DB2 10.5 for Linux, UNIX, and Windows

Database partitioning across multiple database partitions

The database manager allows great flexibility in spreading data across multiple database partitions of a partitioned database.

Users can choose how to distribute their data by declaring distribution keys, and can determine which and how many database partitions their table data can be spread across by selecting the database partition group and table space in which the data is to be stored.

In addition, a distribution map (which is updatable) specifies the mapping of distribution key values to database partitions. This makes it possible for flexible workload parallelization across a partitioned database for large tables, while allowing smaller tables to be stored on one or a small number of database partitions if the application designer so chooses. Each local database partition can have local indexes on the data it stores to provide high performance local data access.

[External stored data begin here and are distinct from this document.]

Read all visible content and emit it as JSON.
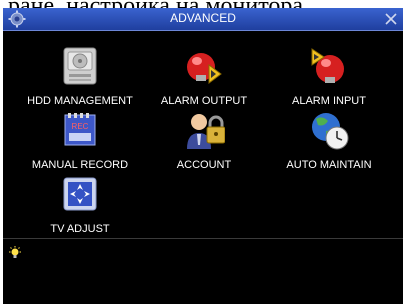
{
  "background_caption": "ране, настройка на монитора.",
  "window": {
    "title": "ADVANCED",
    "title_icon": "gear-icon",
    "close_icon": "close-icon",
    "accent_color": "#2c4fbf",
    "background_color": "#000000"
  },
  "menu": {
    "items": [
      {
        "label": "HDD MANAGEMENT",
        "icon": "hard-disk-icon"
      },
      {
        "label": "ALARM OUTPUT",
        "icon": "alarm-output-icon"
      },
      {
        "label": "ALARM INPUT",
        "icon": "alarm-input-icon"
      },
      {
        "label": "MANUAL RECORD",
        "icon": "manual-record-icon"
      },
      {
        "label": "ACCOUNT",
        "icon": "account-lock-icon"
      },
      {
        "label": "AUTO MAINTAIN",
        "icon": "auto-maintain-icon"
      },
      {
        "label": "TV ADJUST",
        "icon": "tv-adjust-icon"
      }
    ]
  },
  "status": {
    "tip_icon": "lightbulb-icon",
    "tip_text": ""
  }
}
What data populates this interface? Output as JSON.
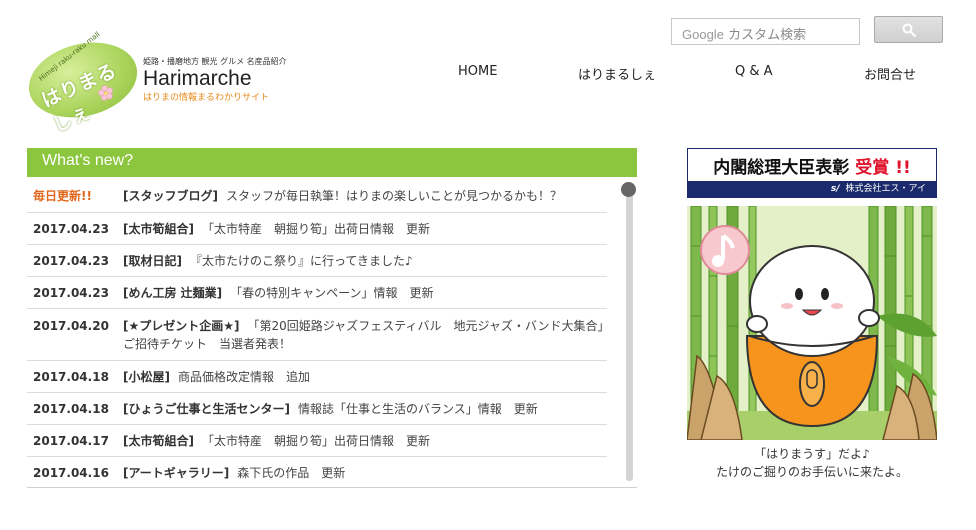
{
  "logo": {
    "curve_text": "Himeji raku-raku mall",
    "mark_text": "はりまるしぇ",
    "tagline": "姫路・播磨地方 観光 グルメ 名産品紹介",
    "name": "Harimarche",
    "subtitle": "はりまの情報まるわかりサイト"
  },
  "search": {
    "google_label": "Google",
    "placeholder": "カスタム検索",
    "button_icon": "search-icon"
  },
  "nav": [
    {
      "label": "HOME"
    },
    {
      "label": "はりまるしぇ"
    },
    {
      "label": "Q & A"
    },
    {
      "label": "お問合せ"
    }
  ],
  "news": {
    "title": "What's new?",
    "items": [
      {
        "date": "毎日更新!!",
        "category": "[スタッフブログ]",
        "text": "スタッフが毎日執筆！はりまの楽しいことが見つかるかも！？"
      },
      {
        "date": "2017.04.23",
        "category": "[太市筍組合]",
        "text": "「太市特産　朝掘り筍」出荷日情報　更新"
      },
      {
        "date": "2017.04.23",
        "category": "[取材日記]",
        "text": "『太市たけのこ祭り』に行ってきました♪"
      },
      {
        "date": "2017.04.23",
        "category": "[めん工房 辻麺業]",
        "text": "「春の特別キャンペーン」情報　更新"
      },
      {
        "date": "2017.04.20",
        "category": "[★プレゼント企画★]",
        "text": "「第20回姫路ジャズフェスティバル　地元ジャズ・バンド大集合」ご招待チケット　当選者発表！"
      },
      {
        "date": "2017.04.18",
        "category": "[小松屋]",
        "text": "商品価格改定情報　追加"
      },
      {
        "date": "2017.04.18",
        "category": "[ひょうご仕事と生活センター]",
        "text": "情報誌「仕事と生活のバランス」情報　更新"
      },
      {
        "date": "2017.04.17",
        "category": "[太市筍組合]",
        "text": "「太市特産　朝掘り筍」出荷日情報　更新"
      },
      {
        "date": "2017.04.16",
        "category": "[アートギャラリー]",
        "text": "森下氏の作品　更新"
      }
    ]
  },
  "award": {
    "main": "内閣総理大臣表彰",
    "highlight": "受賞 !!",
    "company": "株式会社エス・アイ",
    "company_mark": "s/"
  },
  "mascot": {
    "caption_line1": "「はりまうす」だよ♪",
    "caption_line2": "たけのご掘りのお手伝いに来たよ。"
  },
  "colors": {
    "news_header": "#8cc63f",
    "highlight_date": "#e0671c",
    "award_navy": "#1a2a6c",
    "award_red": "#e0142c"
  }
}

In a partitioned database, the distribution key is used to distribute table data across a set of database partitions. Index data is also partitioned with its corresponding tables, and stored locally at each database partition.

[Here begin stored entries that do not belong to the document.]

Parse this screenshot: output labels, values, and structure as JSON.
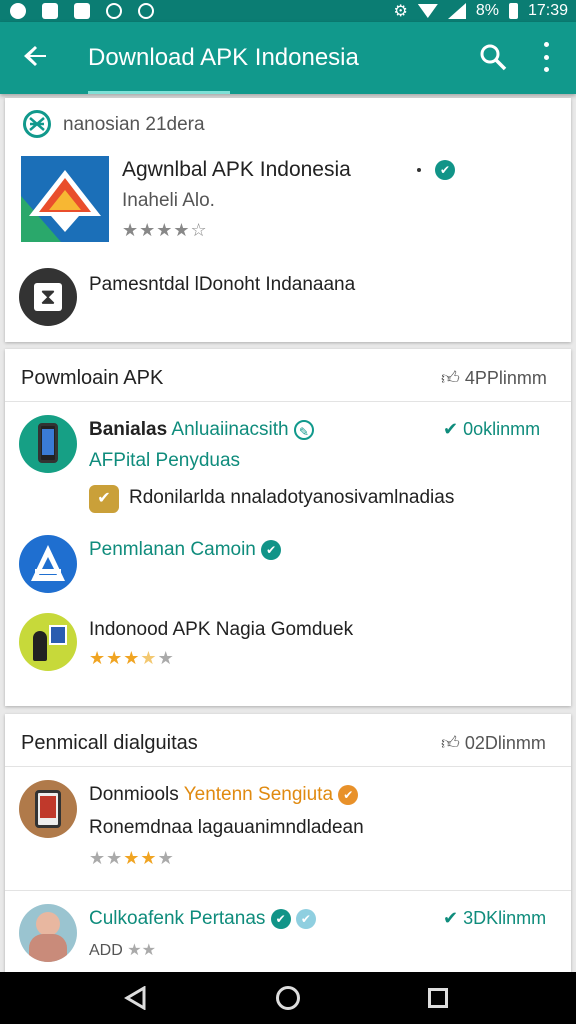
{
  "status": {
    "time": "17:39",
    "battery": "8%"
  },
  "appbar": {
    "title": "Download APK Indonesia"
  },
  "card1": {
    "header": "nanosian 21dera",
    "app": {
      "title": "Agwnlbal APK Indonesia",
      "subtitle": "Inaheli Alo.",
      "rating": 4
    },
    "promo": "Pamesntdal lDonoht Indanaana"
  },
  "card2": {
    "title": "Powmloain APK",
    "action": "4PPlinmm",
    "items": [
      {
        "name": "Banialas",
        "tag": "Anluaiinacsith",
        "action": "0oklinmm",
        "subtitle": "AFPital Penyduas",
        "extra": "Rdonilarlda nnaladotyanosivamlnadias"
      },
      {
        "name": "Penmlanan Camoin"
      },
      {
        "name": "Indonood APK Nagia Gomduek",
        "rating": 3.5
      }
    ]
  },
  "card3": {
    "title": "Penmicall dialguitas",
    "action": "02Dlinmm",
    "items": [
      {
        "name": "Donmiools",
        "tag": "Yentenn Sengiuta",
        "subtitle": "Ronemdnaa lagauanimndladean",
        "rating": 3
      },
      {
        "name": "Culkoafenk Pertanas",
        "action": "3DKlinmm",
        "subtitle": "ADD"
      }
    ]
  }
}
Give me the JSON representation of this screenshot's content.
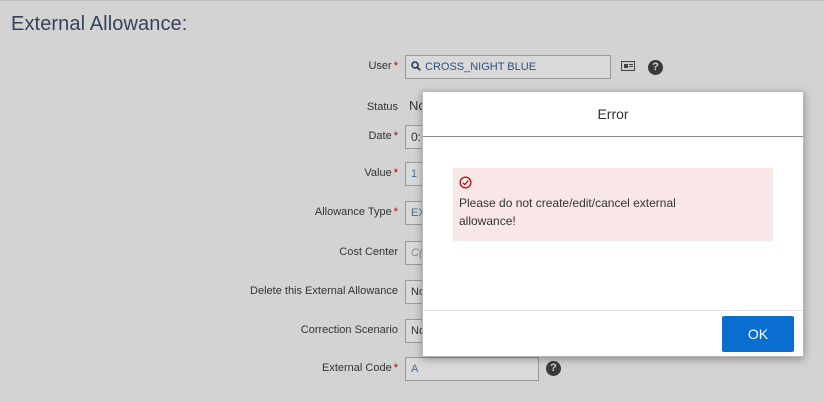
{
  "page": {
    "title": "External Allowance:"
  },
  "form": {
    "required_marker": "*",
    "user": {
      "label": "User",
      "value": "CROSS_NIGHT BLUE"
    },
    "status": {
      "label": "Status",
      "value": "No"
    },
    "date": {
      "label": "Date",
      "value": "0:"
    },
    "value": {
      "label": "Value",
      "value": "1"
    },
    "allowance_type": {
      "label": "Allowance Type",
      "value": "EX"
    },
    "cost_center": {
      "label": "Cost Center",
      "placeholder": "C("
    },
    "delete": {
      "label": "Delete this External Allowance",
      "value": "No"
    },
    "correction": {
      "label": "Correction Scenario",
      "value": "No"
    },
    "external_code": {
      "label": "External Code",
      "value": "A"
    },
    "help_glyph": "?"
  },
  "dialog": {
    "title": "Error",
    "message": "Please do not create/edit/cancel external allowance!",
    "ok_label": "OK"
  },
  "icons": {
    "search": "magnifier-icon",
    "card": "id-card-icon",
    "help": "question-circle-icon",
    "error": "error-circle-icon"
  },
  "colors": {
    "primary_button": "#0a6ed1",
    "error_background": "#f9e6e6",
    "error_icon": "#bb0000",
    "required": "#b00000"
  }
}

Before database partitions can be used to store data, they must be defined to the database manager. Database partitions are defined in a file called db2nodes.cfg.

The distribution key for a table in a table space on a partitioned database partition group is specified in the CREATE TABLE statement or the ALTER TABLE statement. If not specified, a distribution key for a table is created by default from the first column of the primary key. If no primary key is defined, the default distribution key is the first column defined in that table that has a data type other than a long or a LOB data type. Tables in partitioned databases must have at least one column that is neither a long nor a LOB data type. A table in a table space that is in a single partition database partition group will have a distribution key only if it is explicitly specified.

Rows are placed in a database partition as follows:

A hashing algorithm (database partitioning function) is applied to all of the columns of the distribution key, which results in the generation of a distribution map index value.
The database partition number at that index value in the distribution map identifies the database partition in which the row is to be stored.

The database manager supports partial declustering, which means that a table can be distributed across a subset of database partitions in the system (that is, a database partition group). Tables do not have to be distributed across all of the database partitions in the system.

The database manager has the capability of recognizing when data being accessed for a join or a subquery is located at the same database partition in the same database partition group. This is known as table collocation. Rows in collocated tables with the same distribution key values are located on the same database partition. The database manager can choose to perform join or subquery processing at the database partition in which the data is stored. This can have significant performance advantages.

Collocated tables must:

Be in the same database partition group, one that is not being redistributed. (During redistribution, tables in the database partition group might be using different distribution maps - they are not collocated.)
Have distribution keys with the same number of columns.
Have the corresponding columns of the distribution key be database partition-compatible.
Be in a single partition database partition group defined on the same database partition.